Turky Mennatullah Abdelzaher, Youssef Ibrahim, El Amir Azza
Faculty of Science, Biotechnology Department, Cairo University, 1 Gamaa Street, Oula, Giza, 12613, Egypt.
Faculty of Engineering, Biomedical Engineering Department, Cairo University, Giza, 12613, Egypt.
Hum Genomics. 2025 Mar 19;19(1):29. doi: 10.1186/s40246-025-00733-w.
There is a vast prevalence of mental disorders, but patient responses to psychiatric medication fluctuate. As food choices and daily habits play a fundamental role in this fluctuation, integrating machine learning with network medicine can provide valuable insights into disease systems and the regulatory leverage of lifestyle in mental health.
This study analyzed coexpression network modules of MDD and PTSD blood transcriptomic profile using modularity optimization method, the first runner-up of Disease Module Identification DREAM challenge. The top disease genes of both MDD and PTSD modules were detected using random forest model. Afterward, the regulatory signature of two predominant habitual phenotypes, diet-induced obesity and smoking, were identified. These transcription/translation regulating factors (TRFs) signals were transduced toward the two disorders' disease genes. A bipartite network of drugs that target the TRFS together with PTSD or MDD hubs was constructed.
The research revealed one MDD hub, the CENPJ, which is known to influence intellectual ability. This observation paves the way for additional investigations into the potential of CENPJ as a novel target for MDD therapeutic agents development. Additionally, most of the predicted PTSD hubs were associated with multiple carcinomas, of which the most notable was SHCBP1. SHCBP1 is a known risk factor for glioma, suggesting the importance of continuous monitoring of patients with PTSD to mitigate potential cancer comorbidities. The signaling network illustrated that two PTSD and three MDD biomarkers were co-regulated by habitual phenotype TRFs. 6-Prenylnaringenin and Aflibercept were identified as potential candidates for targeting the MDD and PTSD hubs: ATP6V0A1 and PIGF. However, habitual phenotype TRFs have no leverage over ATP6V0A1 and PIGF.

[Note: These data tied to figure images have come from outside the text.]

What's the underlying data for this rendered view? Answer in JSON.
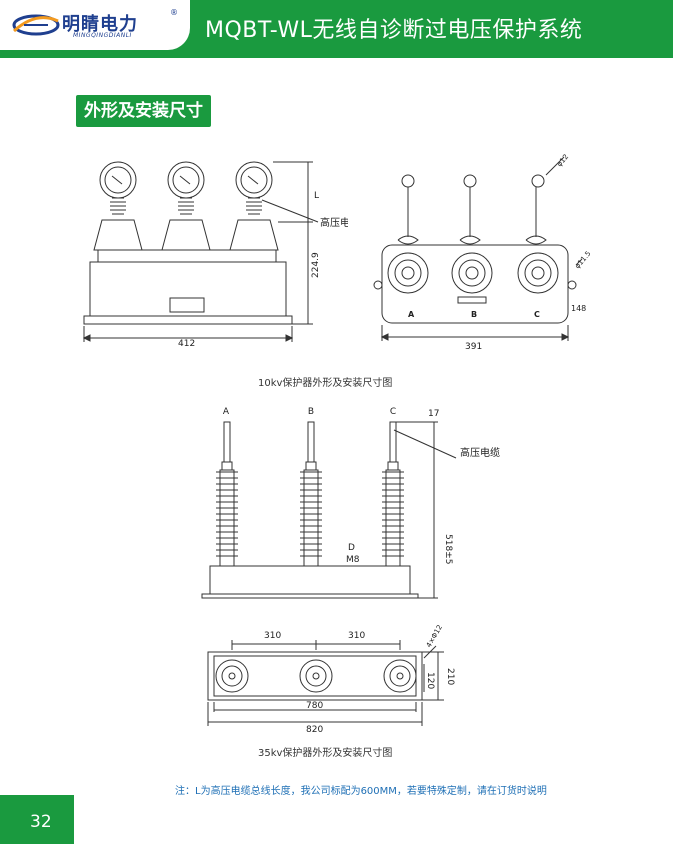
{
  "header": {
    "logo_cn": "明睛电力",
    "logo_en": "MINGQINGDIANLI",
    "logo_reg": "®",
    "title": "MQBT-WL无线自诊断过电压保护系统"
  },
  "section": {
    "title": "外形及安装尺寸"
  },
  "drawing_10kv": {
    "label_cable": "高压电缆",
    "dim_height": "224.9",
    "dim_L": "L",
    "dim_width_front": "412",
    "dim_width_top": "391",
    "dim_148": "148",
    "dim_hole": "φ11.5",
    "dim_phi12": "φ12",
    "phase_a": "A",
    "phase_b": "B",
    "phase_c": "C",
    "caption": "10kv保护器外形及安装尺寸图"
  },
  "drawing_35kv": {
    "phase_a": "A",
    "phase_b": "B",
    "phase_c": "C",
    "dim_17": "17",
    "label_cable": "高压电缆",
    "dim_height": "518±5",
    "label_d": "D",
    "label_m8": "M8",
    "dim_310_left": "310",
    "dim_310_right": "310",
    "dim_holes": "4×Φ12",
    "dim_210": "210",
    "dim_120": "120",
    "dim_780": "780",
    "dim_820": "820",
    "caption": "35kv保护器外形及安装尺寸图"
  },
  "note": "注：L为高压电缆总线长度，我公司标配为600MM，若要特殊定制，请在订货时说明",
  "page_number": "32",
  "colors": {
    "brand_green": "#1a9a3f",
    "logo_blue": "#1f3f8f",
    "note_blue": "#1e6fb5"
  }
}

Combining machine learning and network biology succeeded in revealing biomarkers for two notoriously spreading disorders, MDD and PTSD. This approach offers a non-invasive diagnostic pipeline and identifies potential drug targets that could be repurposed under further investigation. These findings contribute to our understanding of the complex interplay between mental disorders, daily habits, and psychiatric interventions, thereby facilitating more targeted and personalized treatment strategies.
精神障碍极为普遍,但患者对精神科药物的反应波动不定。由于食物选择和日常习惯在这种波动中起着根本性作用,将机器学习与网络医学相结合可以为疾病系统以及生活方式对心理健康的调节作用提供有价值的见解。
本研究使用疾病模块识别DREAM挑战的亚军——模块化优化方法,分析了重度抑郁症(MDD)和创伤后应激障碍(PTSD)血液转录组图谱的共表达网络模块。使用随机森林模型检测MDD和PTSD模块的顶级疾病基因。随后,确定了两种主要习惯表型——饮食诱导肥胖和吸烟的调节特征。这些转录/翻译调节因子(TRFs)信号被传导至这两种疾病的疾病基因。构建了一个靶向TRFS以及PTSD或MDD中心节点的药物二分网络。
研究发现了一个MDD中心节点CENPJ,已知其会影响智力。这一观察结果为进一步研究CENPJ作为MDD治疗药物开发新靶点的潜力铺平了道路。此外,大多数预测的PTSD中心节点与多种癌症相关,其中最显著的是SHCBP1。SHCBP1是已知的神经胶质瘤风险因素,这表明持续监测PTSD患者以减轻潜在癌症合并症的重要性。信号网络表明,两种PTSD和三种MDD生物标志物受习惯表型TRFs共同调节。6-异戊烯基柚皮素和阿柏西普被确定为靶向MDD和PTSD中心节点ATP6V0A1和PIGF的潜在候选药物。然而,习惯表型TRFs对ATP6V0A1和PIGF没有调节作用。
将机器学习和网络生物学相结合成功揭示了两种广为传播的疾病——MDD和PTSD的生物标志物。这种方法提供了一种非侵入性诊断途径,并确定了潜在的药物靶点,这些靶点在进一步研究中可能会被重新利用。这些发现有助于我们理解精神障碍、日常习惯和精神科干预之间的复杂相互作用,从而促进更具针对性和个性化的治疗策略。